European Settlement

With the completion of the Rideau Canal in 1832, some Scots and Irish canal workmen migrated from Westport to settle south of Bobs Lake as farmers and loggers. Over the next three decades they were joined by immigrants from the direction of Kingston, Westport and Perth until every Bedford Township lot had at least one owner who farmed or logged or both. These industries led to the formation of some small communities around the lakes. Milling at Tom’s Rapids, later called Bolingbroke began in 1848 with farming around Burridge in the 1830s and farming and milling at Fish Creek by the 1840s. Milling at Crow Lake Mills began about 1840 and farming and logging led to a settlement at Crow Lake village in 1862.
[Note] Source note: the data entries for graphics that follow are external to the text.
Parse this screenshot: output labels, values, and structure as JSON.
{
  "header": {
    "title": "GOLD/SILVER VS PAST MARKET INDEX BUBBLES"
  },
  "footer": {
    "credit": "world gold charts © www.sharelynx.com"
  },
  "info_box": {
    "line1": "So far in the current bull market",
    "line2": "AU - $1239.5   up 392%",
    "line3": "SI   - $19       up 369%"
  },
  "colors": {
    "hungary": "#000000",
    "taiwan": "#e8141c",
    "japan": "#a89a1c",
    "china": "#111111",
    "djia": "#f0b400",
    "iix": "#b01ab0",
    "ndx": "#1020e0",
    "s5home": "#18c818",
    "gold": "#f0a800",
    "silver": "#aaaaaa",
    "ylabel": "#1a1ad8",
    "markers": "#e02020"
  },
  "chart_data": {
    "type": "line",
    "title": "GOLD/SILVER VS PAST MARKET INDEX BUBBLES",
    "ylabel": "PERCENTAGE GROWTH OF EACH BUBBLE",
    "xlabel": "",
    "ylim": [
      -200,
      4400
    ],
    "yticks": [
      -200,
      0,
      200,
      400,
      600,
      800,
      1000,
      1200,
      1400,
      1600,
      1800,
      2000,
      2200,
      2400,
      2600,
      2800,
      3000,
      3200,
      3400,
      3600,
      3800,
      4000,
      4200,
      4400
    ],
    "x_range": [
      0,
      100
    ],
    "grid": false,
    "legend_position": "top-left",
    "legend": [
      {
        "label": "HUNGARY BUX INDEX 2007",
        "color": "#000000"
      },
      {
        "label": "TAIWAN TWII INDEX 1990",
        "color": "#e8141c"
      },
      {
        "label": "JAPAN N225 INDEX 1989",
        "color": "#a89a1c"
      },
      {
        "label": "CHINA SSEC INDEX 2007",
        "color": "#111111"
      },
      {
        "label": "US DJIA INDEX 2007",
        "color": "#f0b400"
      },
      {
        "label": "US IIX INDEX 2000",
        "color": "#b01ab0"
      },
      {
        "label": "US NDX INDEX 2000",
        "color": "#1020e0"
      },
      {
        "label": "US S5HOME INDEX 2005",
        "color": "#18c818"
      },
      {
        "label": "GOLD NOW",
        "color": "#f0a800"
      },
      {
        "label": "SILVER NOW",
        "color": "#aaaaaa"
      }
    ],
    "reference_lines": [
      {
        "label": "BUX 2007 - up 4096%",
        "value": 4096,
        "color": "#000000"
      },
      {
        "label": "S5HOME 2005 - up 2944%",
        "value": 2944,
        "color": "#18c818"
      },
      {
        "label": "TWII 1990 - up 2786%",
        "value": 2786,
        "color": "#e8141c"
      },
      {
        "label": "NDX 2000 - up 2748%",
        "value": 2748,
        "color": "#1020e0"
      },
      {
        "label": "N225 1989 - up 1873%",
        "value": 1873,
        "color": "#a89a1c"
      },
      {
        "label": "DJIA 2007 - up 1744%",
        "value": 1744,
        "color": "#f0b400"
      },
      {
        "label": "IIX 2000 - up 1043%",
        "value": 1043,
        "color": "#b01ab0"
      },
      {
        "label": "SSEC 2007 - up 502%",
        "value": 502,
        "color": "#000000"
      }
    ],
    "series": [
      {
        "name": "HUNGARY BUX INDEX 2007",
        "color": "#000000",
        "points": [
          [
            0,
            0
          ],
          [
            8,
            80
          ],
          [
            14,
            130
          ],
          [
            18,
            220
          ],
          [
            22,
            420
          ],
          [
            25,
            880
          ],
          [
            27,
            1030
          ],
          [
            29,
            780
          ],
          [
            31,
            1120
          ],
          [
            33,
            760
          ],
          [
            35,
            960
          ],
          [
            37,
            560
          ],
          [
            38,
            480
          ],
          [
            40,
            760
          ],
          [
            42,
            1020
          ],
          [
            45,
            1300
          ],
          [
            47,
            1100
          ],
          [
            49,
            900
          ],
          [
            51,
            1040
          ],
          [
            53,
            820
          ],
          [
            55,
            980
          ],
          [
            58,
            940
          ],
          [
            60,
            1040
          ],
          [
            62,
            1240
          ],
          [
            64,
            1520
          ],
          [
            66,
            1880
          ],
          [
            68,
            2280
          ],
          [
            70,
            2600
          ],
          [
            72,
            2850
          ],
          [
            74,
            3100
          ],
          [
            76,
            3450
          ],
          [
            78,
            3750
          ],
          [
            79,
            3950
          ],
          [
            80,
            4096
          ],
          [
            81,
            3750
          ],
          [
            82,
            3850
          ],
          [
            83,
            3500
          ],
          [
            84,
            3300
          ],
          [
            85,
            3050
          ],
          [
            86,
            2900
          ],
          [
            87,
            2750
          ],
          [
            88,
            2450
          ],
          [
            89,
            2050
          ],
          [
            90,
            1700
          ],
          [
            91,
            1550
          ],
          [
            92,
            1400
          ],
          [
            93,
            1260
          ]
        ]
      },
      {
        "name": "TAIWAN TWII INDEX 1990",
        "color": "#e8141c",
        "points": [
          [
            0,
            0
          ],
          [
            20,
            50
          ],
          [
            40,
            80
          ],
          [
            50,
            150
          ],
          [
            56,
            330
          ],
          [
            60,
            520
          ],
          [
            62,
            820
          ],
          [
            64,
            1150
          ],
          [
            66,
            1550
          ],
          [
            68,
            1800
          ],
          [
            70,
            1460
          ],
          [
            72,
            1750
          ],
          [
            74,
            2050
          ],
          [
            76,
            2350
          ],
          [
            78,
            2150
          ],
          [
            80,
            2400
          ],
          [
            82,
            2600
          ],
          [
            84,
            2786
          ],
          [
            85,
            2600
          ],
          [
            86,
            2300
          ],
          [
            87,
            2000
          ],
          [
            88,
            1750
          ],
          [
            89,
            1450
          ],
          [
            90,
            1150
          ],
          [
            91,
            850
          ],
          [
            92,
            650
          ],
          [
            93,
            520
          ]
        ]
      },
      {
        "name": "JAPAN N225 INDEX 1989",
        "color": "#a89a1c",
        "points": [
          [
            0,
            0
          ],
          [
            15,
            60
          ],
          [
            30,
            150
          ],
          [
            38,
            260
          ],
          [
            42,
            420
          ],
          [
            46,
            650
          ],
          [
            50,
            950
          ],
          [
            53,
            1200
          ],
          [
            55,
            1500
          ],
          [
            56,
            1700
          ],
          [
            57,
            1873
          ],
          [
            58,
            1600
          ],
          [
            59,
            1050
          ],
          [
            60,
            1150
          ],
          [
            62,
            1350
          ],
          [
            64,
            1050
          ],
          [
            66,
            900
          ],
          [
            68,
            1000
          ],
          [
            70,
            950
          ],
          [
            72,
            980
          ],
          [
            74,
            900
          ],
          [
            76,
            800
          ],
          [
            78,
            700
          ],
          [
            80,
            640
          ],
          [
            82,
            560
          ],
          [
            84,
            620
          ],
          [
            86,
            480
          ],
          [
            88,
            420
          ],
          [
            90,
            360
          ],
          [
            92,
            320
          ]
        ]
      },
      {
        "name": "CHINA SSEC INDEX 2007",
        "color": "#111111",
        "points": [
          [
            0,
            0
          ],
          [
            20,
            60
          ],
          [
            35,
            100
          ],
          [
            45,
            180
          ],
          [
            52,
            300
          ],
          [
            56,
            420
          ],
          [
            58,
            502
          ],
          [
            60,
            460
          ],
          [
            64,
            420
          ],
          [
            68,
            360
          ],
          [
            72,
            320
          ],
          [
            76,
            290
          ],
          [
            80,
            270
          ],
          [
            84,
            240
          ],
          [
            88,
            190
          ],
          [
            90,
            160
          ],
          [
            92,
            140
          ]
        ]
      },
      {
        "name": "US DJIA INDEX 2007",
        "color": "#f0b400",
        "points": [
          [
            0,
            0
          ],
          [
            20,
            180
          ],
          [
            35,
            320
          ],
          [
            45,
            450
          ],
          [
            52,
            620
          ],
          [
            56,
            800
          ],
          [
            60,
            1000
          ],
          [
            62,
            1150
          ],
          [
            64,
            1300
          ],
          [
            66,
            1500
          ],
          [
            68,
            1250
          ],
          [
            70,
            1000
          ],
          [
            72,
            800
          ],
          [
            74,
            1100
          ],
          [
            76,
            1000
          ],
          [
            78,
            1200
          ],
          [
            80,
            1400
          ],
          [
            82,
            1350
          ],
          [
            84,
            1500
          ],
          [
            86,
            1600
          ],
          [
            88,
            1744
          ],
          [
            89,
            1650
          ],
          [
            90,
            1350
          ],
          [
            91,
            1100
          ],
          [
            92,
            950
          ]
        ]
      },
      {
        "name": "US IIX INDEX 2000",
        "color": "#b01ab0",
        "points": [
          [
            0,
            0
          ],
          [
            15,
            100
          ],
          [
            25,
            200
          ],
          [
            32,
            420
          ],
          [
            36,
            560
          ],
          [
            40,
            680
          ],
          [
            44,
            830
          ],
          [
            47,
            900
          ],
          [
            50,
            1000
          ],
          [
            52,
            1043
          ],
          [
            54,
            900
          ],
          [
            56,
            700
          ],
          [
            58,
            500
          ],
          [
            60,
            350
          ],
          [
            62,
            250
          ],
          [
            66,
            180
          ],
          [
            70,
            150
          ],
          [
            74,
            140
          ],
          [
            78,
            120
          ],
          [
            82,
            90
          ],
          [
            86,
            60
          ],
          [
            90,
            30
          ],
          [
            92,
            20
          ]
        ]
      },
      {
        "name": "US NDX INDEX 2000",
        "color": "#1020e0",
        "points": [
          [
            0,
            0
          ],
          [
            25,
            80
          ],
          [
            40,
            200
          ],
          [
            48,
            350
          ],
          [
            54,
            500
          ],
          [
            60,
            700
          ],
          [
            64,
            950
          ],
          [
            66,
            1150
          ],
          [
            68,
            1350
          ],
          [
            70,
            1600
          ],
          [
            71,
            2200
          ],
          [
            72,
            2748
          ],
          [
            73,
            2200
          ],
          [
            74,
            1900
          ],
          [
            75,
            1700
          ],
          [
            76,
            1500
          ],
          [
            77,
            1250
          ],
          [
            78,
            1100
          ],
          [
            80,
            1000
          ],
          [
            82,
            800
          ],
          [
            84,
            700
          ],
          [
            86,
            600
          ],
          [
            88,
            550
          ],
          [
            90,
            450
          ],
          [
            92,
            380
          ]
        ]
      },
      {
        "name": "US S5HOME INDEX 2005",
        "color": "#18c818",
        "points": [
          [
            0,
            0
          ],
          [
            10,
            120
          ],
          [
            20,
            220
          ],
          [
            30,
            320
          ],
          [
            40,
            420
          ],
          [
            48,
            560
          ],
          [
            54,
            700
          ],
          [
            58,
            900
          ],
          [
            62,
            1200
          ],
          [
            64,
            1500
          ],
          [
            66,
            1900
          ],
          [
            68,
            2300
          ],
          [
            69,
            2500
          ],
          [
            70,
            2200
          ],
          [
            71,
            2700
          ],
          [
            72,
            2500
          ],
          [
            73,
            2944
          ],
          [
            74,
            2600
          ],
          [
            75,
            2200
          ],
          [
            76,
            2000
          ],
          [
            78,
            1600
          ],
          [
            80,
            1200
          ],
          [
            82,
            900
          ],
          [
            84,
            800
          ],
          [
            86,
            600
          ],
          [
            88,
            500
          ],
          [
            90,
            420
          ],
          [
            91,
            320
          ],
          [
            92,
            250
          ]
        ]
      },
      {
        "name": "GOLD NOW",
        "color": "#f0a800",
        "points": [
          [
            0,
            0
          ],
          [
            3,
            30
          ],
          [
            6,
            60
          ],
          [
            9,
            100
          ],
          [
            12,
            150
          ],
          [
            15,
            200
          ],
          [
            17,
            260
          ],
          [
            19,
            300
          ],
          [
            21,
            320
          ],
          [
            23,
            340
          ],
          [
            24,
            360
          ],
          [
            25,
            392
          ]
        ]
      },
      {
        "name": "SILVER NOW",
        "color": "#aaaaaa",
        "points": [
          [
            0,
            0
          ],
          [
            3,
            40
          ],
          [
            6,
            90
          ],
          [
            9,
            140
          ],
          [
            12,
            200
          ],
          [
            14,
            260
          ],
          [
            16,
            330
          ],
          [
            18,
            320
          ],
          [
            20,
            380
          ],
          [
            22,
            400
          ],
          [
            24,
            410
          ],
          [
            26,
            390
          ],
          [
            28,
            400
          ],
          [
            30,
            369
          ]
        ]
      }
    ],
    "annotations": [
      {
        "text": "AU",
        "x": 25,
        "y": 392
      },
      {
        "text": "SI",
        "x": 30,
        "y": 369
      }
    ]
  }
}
European farmers, miners and loggers took over most township lots in Bedford, clearing farm land and removing the large trees, particularly tall white pines which were exported as masts for British ships. The timber trade then shifted to hand-squared logs that were used to build settler’s homes and were exported in great numbers by ship to Britain. As mills developed, trees were sold as sawlogs for lumber and various wood products. Finally, lower-quality wood was sold in cords for fuel. By the 1880s, the wealth of the forests was greatly depleted and most loggers moved away.

People who remained depended upon subsistence farming on the thin soil. In the 1860s, the Homestead Act encouraged settlement by offering 200 acres to a farmer at no cost if a log home was built and some land was cleared. Making a living on a farm depended on working all the small fields; making only a few purchases, bartering; relying on neighbors for mutual assistance; and subsidizing income as work opportunities arose. Many farmers depended on the harvest of trees for income, but by 1900 the forests were almost depleted. Farming gradually declined until at present, there are few farms left.